Si le lexique de la guerre est le résidu rhétorique de décennies caractérisées par le manque d’anticipation de nos gouvernements, leurs conséquences sur notre quotidien et nos institutions en sont les sanctions. La multiplication des lois d’exception et l’explosion du coût de la vie sont en effet le lourd tribut que l’on doit pour avoir refusé de penser l’évolution de notre société sur le long terme, pour ne pas avoir gardé à l’esprit que des événements imprévus peuvent survenir, et pour n’avoir pas pris en considération l’hypothèse du pire. Nos gouvernements ont fait du manque d’anticipation, leur modus operandi privilégié. Ils ont négligé que les sentiers sillonnant les siècles ne sont pas de tout repos.


C’est pourquoi, il est désormais nécessaire que l’anticipation précède chaque décision politique car lorsque le tragique ressurgit, justement, il n’est plus temps.

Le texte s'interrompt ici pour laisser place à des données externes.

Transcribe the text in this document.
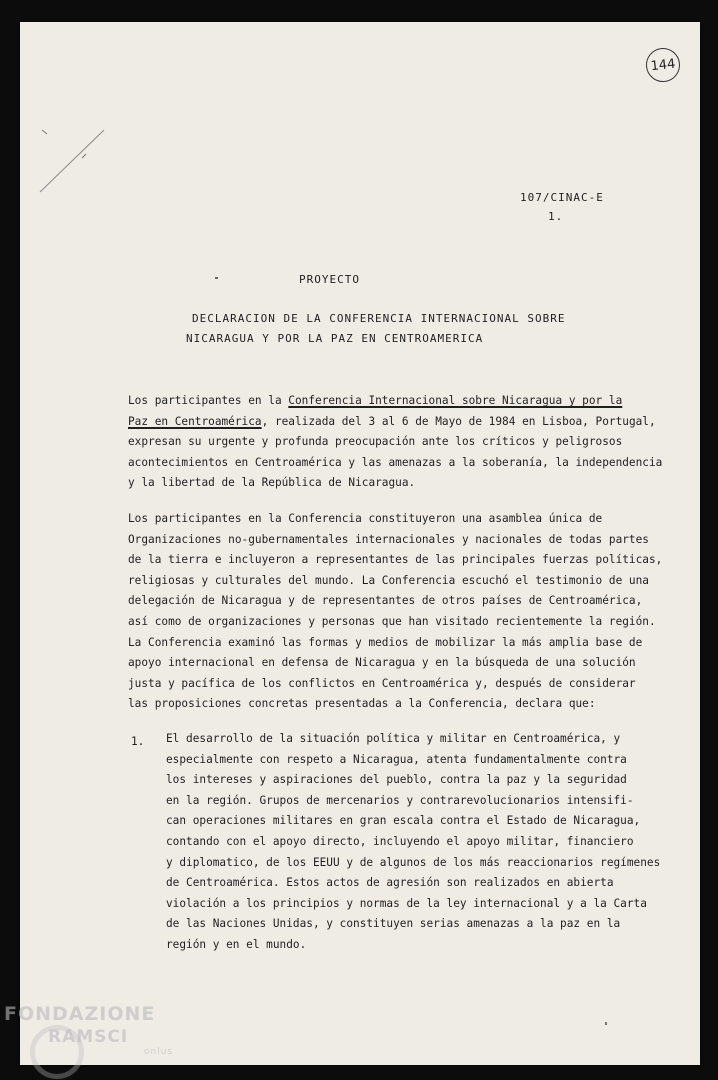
144
107/CINAC-E
1.
PROYECTO
DECLARACION DE LA CONFERENCIA INTERNACIONAL SOBRE
NICARAGUA Y POR LA PAZ EN CENTROAMERICA
Los participantes en la Conferencia Internacional sobre Nicaragua y por la
Paz en Centroamérica, realizada del 3 al 6 de Mayo de 1984 en Lisboa, Portugal,
expresan su urgente y profunda preocupación ante los críticos y peligrosos
acontecimientos en Centroamérica y las amenazas a la soberanía, la independencia
y la libertad de la República de Nicaragua.
Los participantes en la Conferencia constituyeron una asamblea única de
Organizaciones no-gubernamentales internacionales y nacionales de todas partes
de la tierra e incluyeron a representantes de las principales fuerzas políticas,
religiosas y culturales del mundo. La Conferencia escuchó el testimonio de una
delegación de Nicaragua y de representantes de otros países de Centroamérica,
así como de organizaciones y personas que han visitado recientemente la región.
La Conferencia examinó las formas y medios de mobilizar la más amplia base de
apoyo internacional en defensa de Nicaragua y en la búsqueda de una solución
justa y pacífica de los conflictos en Centroamérica y, después de considerar
las proposiciones concretas presentadas a la Conferencia, declara que:
1. El desarrollo de la situación política y militar en Centroamérica, y
especialmente con respeto a Nicaragua, atenta fundamentalmente contra
los intereses y aspiraciones del pueblo, contra la paz y la seguridad
en la región. Grupos de mercenarios y contrarevolucionarios intensifi-
can operaciones militares en gran escala contra el Estado de Nicaragua,
contando con el apoyo directo, incluyendo el apoyo militar, financiero
y diplomatico, de los EEUU y de algunos de los más reaccionarios regímenes
de Centroamérica. Estos actos de agresión son realizados en abierta
violación a los principios y normas de la ley internacional y a la Carta
de las Naciones Unidas, y constituyen serias amenazas a la paz en la
región y en el mundo.
FONDAZIONE
RAMSCI
onlus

Par ailleurs, la prolifération de ces discours aux accents guerriers atteste que la déformation de la réalité par la communication politique est électoralement plus favorable que d’affronter les crises par les armes de la politique. On assiste en effet à un dysfonctionnement du processus démocratique par l’absence de sanction malgré les preuves flagrantes d’incompétence. Tout se passe comme si les déclarations de guerres successives l’emportaient sur la réalité, et que ce semblant de guerre nous aidait à en accepter les contraintes. Ainsi peu importe qu’Emmanuel Macron soit l’artisan du déclin du parc nucléaire français, fragilisant notre indépendance, ou qu’il soit responsable de la fermeture de plusieurs milliers de lits d’hôpitaux rendant les vagues épidémiques plus rudes encore. Il détient par sa rhétorique une immunité le ménageant d’être à la hauteur des enjeux. Quant à la question de l’écologie, derrière les envolées lyriques et les discours bien ficelés, son action ne semble pas lui permettre de survivre à l’épreuve du temps… À moins qu’à nouveau, les mots triomphent du réel aux dépens de notre avenir.